Once the analytics in a domain are reliably providing descriptive and diagnostic results, we can move forward to furthering the value of decision-making information with predictive analytics. Here, the system begins to predict with a high level of confidence that something will happen based on combined mathematical and statistical calculations of expected outcomes with the specific data conditions.
Harris’ research and investments in the geospatial domain are focused on furthering machine learning capabilities to enhance the predictability of outcomes to achieve this level of offering predictive analytics and predictive systems maintenance. Predictive analytics have the potential to reduce system life-cycle cost and improve mission reliability by giving advance notice of looming component failures, which can then be managed to limit system downtime and loss of mission capability.

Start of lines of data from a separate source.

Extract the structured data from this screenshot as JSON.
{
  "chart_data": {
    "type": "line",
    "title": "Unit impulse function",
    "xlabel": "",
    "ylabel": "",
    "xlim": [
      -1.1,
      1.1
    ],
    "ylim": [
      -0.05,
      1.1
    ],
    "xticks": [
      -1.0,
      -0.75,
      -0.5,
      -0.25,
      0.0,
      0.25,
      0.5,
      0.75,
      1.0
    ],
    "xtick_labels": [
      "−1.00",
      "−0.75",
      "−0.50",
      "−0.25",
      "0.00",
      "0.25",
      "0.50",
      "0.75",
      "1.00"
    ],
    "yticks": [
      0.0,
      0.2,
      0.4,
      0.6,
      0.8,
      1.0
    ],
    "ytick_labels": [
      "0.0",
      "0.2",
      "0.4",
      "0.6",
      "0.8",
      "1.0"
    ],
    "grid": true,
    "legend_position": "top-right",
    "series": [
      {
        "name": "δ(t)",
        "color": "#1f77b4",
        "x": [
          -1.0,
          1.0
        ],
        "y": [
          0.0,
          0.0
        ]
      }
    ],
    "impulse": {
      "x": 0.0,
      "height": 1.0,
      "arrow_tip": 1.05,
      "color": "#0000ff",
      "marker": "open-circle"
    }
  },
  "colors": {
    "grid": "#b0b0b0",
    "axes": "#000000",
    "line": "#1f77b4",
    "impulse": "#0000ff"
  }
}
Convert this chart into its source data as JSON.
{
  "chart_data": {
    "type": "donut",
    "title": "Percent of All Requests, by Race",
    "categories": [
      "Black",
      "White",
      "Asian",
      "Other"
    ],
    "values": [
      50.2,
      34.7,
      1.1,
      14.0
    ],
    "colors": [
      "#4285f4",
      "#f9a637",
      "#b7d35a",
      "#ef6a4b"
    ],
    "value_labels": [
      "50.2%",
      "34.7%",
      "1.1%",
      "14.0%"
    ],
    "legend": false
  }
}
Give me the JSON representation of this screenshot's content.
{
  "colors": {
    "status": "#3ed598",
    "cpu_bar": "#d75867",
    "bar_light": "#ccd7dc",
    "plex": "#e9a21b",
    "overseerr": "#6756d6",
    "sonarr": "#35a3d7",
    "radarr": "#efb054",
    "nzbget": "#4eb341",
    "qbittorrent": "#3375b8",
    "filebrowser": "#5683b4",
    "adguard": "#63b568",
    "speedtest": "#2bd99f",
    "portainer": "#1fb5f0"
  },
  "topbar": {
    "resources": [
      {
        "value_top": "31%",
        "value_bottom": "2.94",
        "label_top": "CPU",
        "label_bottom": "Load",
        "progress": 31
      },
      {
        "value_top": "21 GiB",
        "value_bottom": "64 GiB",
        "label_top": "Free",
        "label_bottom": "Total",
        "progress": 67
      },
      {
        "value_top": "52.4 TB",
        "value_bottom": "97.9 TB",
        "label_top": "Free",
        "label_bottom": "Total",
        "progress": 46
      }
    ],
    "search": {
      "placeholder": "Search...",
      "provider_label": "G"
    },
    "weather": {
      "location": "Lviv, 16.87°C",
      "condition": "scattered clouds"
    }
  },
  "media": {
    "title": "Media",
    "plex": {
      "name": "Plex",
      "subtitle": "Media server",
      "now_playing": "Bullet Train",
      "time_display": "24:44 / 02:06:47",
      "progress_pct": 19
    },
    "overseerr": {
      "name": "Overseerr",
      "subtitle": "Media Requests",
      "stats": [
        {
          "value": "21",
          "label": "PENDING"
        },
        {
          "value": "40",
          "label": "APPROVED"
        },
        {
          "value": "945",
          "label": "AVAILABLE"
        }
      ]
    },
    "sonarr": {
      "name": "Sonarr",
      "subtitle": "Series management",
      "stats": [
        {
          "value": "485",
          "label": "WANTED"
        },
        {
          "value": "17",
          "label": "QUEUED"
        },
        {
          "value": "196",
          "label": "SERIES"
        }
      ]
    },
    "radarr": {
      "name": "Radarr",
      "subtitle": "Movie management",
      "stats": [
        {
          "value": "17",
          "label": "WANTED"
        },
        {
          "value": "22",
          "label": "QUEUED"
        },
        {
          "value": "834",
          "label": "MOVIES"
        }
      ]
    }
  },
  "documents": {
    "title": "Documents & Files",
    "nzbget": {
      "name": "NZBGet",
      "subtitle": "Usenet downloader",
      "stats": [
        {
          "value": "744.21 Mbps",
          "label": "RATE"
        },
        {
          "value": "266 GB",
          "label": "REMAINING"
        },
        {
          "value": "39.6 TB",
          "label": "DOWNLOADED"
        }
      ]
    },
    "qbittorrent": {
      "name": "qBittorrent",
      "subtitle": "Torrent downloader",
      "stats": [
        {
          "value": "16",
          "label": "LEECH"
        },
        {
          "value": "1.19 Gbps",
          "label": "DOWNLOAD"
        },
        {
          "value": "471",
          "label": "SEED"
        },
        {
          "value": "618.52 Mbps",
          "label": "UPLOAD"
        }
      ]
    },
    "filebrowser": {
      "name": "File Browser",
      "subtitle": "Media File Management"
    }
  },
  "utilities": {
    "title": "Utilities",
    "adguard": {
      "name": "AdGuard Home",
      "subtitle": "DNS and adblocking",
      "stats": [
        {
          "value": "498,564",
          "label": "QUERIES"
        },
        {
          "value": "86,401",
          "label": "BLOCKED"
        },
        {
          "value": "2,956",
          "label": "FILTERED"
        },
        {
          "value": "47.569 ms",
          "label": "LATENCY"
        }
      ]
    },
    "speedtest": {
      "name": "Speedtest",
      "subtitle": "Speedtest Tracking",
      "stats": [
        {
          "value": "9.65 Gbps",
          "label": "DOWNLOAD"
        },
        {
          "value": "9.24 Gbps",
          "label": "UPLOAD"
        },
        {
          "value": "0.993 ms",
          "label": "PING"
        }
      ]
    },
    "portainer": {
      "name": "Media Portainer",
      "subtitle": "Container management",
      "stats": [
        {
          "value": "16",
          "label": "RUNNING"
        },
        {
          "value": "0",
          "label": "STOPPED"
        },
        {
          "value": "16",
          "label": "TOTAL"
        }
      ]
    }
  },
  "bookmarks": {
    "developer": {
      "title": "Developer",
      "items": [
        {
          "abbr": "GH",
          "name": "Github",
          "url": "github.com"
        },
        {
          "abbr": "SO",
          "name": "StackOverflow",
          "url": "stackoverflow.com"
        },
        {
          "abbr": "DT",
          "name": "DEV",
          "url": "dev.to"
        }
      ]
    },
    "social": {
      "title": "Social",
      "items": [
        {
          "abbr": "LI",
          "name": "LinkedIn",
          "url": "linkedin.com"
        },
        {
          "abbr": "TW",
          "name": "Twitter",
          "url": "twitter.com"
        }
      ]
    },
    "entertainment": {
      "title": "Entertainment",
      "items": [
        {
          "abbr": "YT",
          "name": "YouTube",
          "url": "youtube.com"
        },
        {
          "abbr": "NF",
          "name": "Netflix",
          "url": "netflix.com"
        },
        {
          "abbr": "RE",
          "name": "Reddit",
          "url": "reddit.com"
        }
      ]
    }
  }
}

The pinnacle of the hierarchy of information value is prescriptive analytics. More difficult to achieve, but more valuable to possess, prescriptive analytics provide valuable insight into the steps that can be taken to prevent something from happening or cause it to occur. Harris is working in this area to fine-tune results that support daily systems maintenance.
BRINGING IT ALL TOGETHER
Through computer automation techniques, activities that once took days or weeks can now be completed in hours, enabling users to assign personnel to tasks that require higher levels of thinking. By capitalizing on advancements in technology and algorithm development, we are melding massive datasets into intelligence that matters for change detection, predicting what will happen next, and prescribing maintenance to prevent failures. Tools, like our Helios® weather analytics platform, turn raw data points into live road-weather condition alerts to support dynamic truck routing. With these tools, our domain expertise, and first-hand sensor knowledge, we can deliver innovation in the ever-changing environment of data channels to create unique, specialized intelligence.
Erik Arvesen is vice president and general manager of Harris’ Geospatial Solutions business unit. Harris provides a broad range of geospatial products, content management, advanced geospatial analytics, machine learning, and commercial geospatial solutions.